Great article, but should be marked (2015) as it is a bit of a classic ;)

jstgord · on Aug 21, 2021

charming article, as always, from burntsushi.

You may also enjoy his xsv util [ https://github.com/BurntSushi/xsv ] for wrangling large csv files.

mfbx9da4 · on Aug 21, 2021

Interesting that there are so many ways to implement ordered sets and maps. V8 takes a very different approach when implementing ordered sets and maps. It works more like a linked list.

https://itnext.io/v8-deep-dives-understanding-map-internals-...

masklinn · on Aug 21, 2021

> It works more like a linked list.

After looking at it, it doesn't.
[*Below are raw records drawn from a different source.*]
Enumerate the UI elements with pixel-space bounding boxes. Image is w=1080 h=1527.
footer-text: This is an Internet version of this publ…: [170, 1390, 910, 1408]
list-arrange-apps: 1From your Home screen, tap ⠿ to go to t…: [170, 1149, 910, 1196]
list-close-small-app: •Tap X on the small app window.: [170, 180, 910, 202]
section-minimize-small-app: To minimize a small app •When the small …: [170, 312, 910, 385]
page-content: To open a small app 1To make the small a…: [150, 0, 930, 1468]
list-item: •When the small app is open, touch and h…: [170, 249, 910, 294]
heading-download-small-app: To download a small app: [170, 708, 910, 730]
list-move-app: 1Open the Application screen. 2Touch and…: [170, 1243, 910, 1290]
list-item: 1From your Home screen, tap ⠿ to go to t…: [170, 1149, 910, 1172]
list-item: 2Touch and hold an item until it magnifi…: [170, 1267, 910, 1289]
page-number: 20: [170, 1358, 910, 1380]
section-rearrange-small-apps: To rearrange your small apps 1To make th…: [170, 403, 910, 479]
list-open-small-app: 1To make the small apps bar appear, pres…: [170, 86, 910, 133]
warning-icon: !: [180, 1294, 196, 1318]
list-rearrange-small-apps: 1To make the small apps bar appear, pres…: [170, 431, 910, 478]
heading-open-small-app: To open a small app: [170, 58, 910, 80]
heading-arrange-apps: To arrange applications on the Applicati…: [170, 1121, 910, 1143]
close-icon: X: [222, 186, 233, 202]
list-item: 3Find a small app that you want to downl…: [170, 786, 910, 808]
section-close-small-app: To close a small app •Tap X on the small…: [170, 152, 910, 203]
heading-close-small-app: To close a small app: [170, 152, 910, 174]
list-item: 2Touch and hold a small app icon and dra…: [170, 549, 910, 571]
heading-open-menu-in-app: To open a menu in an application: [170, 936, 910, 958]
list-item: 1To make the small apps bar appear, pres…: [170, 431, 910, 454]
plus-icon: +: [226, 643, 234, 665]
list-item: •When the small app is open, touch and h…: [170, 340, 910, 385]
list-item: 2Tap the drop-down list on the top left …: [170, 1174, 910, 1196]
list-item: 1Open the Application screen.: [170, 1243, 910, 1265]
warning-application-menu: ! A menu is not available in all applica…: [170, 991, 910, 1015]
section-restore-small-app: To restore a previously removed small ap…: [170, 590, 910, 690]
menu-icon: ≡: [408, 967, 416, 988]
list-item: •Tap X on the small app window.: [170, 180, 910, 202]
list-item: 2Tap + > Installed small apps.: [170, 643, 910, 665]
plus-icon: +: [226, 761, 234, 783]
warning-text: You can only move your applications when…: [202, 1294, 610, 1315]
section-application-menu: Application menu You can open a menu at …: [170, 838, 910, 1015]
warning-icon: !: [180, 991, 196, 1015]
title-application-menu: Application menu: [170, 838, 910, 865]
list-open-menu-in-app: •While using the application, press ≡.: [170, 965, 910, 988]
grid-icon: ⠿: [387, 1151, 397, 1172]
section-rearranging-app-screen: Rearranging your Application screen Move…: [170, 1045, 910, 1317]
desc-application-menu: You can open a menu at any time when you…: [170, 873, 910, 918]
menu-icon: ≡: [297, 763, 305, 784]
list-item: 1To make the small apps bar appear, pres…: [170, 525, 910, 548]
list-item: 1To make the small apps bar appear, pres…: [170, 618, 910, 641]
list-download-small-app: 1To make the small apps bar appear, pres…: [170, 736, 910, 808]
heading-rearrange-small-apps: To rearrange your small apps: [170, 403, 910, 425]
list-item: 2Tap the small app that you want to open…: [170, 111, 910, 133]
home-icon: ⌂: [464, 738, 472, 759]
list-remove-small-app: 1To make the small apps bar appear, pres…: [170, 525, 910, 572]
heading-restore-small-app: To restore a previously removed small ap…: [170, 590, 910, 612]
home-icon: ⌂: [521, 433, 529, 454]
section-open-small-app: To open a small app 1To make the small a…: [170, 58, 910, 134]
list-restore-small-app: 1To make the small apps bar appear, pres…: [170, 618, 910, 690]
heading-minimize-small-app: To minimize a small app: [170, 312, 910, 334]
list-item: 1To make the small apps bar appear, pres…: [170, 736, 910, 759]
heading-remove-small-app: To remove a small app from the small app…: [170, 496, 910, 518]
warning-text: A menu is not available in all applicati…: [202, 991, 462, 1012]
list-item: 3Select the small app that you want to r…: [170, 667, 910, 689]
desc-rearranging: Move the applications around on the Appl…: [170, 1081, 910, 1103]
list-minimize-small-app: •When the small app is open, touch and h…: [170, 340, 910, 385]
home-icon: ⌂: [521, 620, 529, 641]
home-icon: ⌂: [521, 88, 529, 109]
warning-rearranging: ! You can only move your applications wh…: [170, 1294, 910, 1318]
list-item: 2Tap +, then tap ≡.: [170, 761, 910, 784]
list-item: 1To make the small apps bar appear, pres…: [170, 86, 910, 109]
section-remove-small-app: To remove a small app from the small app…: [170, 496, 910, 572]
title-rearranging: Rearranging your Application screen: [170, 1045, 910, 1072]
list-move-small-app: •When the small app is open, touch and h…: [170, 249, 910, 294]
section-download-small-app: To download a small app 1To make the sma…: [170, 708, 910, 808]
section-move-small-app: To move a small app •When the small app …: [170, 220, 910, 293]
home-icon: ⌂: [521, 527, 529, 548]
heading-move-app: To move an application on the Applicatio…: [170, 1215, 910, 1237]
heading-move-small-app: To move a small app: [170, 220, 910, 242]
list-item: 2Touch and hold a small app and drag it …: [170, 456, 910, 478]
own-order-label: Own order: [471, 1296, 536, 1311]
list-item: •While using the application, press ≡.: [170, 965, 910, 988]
The "linked list" bit is just that it uses closed addressing (separate chaining), but instead of having a linked list of buckets, all the buckets are part of the array and the links point back into the array.

Raymond Hettinger's naturally ordered hashmap uses a similar "trick" for an open addressed map: a sparse array of hashes, and a separate dense array of actual data.

In both cases, the ordering is preserved through a dense array and the sparse "hash map" indexes into that array, this is as opposed to the older method of ordering (e.g. LinkedHashMap or PHP's own implementation) where the map items would be augmented with a (usually doubly) linked list maintaining the ordering information.

Of note: this order version can still be useful if the ordering information can be manipulated, manipulating ordering in the dense-array version would be expensive and convoluted. That's why even though CPython switched to the "hettinger map" back in 3.6 the OrderedDict collection still uses a doubly linked list to maintain its ordering information.

fanf2 · on Aug 21, 2021

Note that there are two different meanings of “ordered” in this context. In an ordered hash map (like PHP, JavaScript, and Python) it means insertion order. But the article is talking about lexicographic order, for which you need a tree structure of some kind (binary tree, btree, trie, or this article’s fst).

seeekr · on Aug 21, 2021

(2015)

afr0ck · on Aug 21, 2021

cool but smthng is telling me I've seen smthng exactly like this before.

dvaun · on Aug 21, 2021

Seems to be quite popular given its 8 total submissions[0] :)

[0]: https://hn.algolia.com/?dateRange=all&page=0&prefix=true&que...

vendiddy · on Aug 21, 2021

Glad it was reposted as I've never seen it before!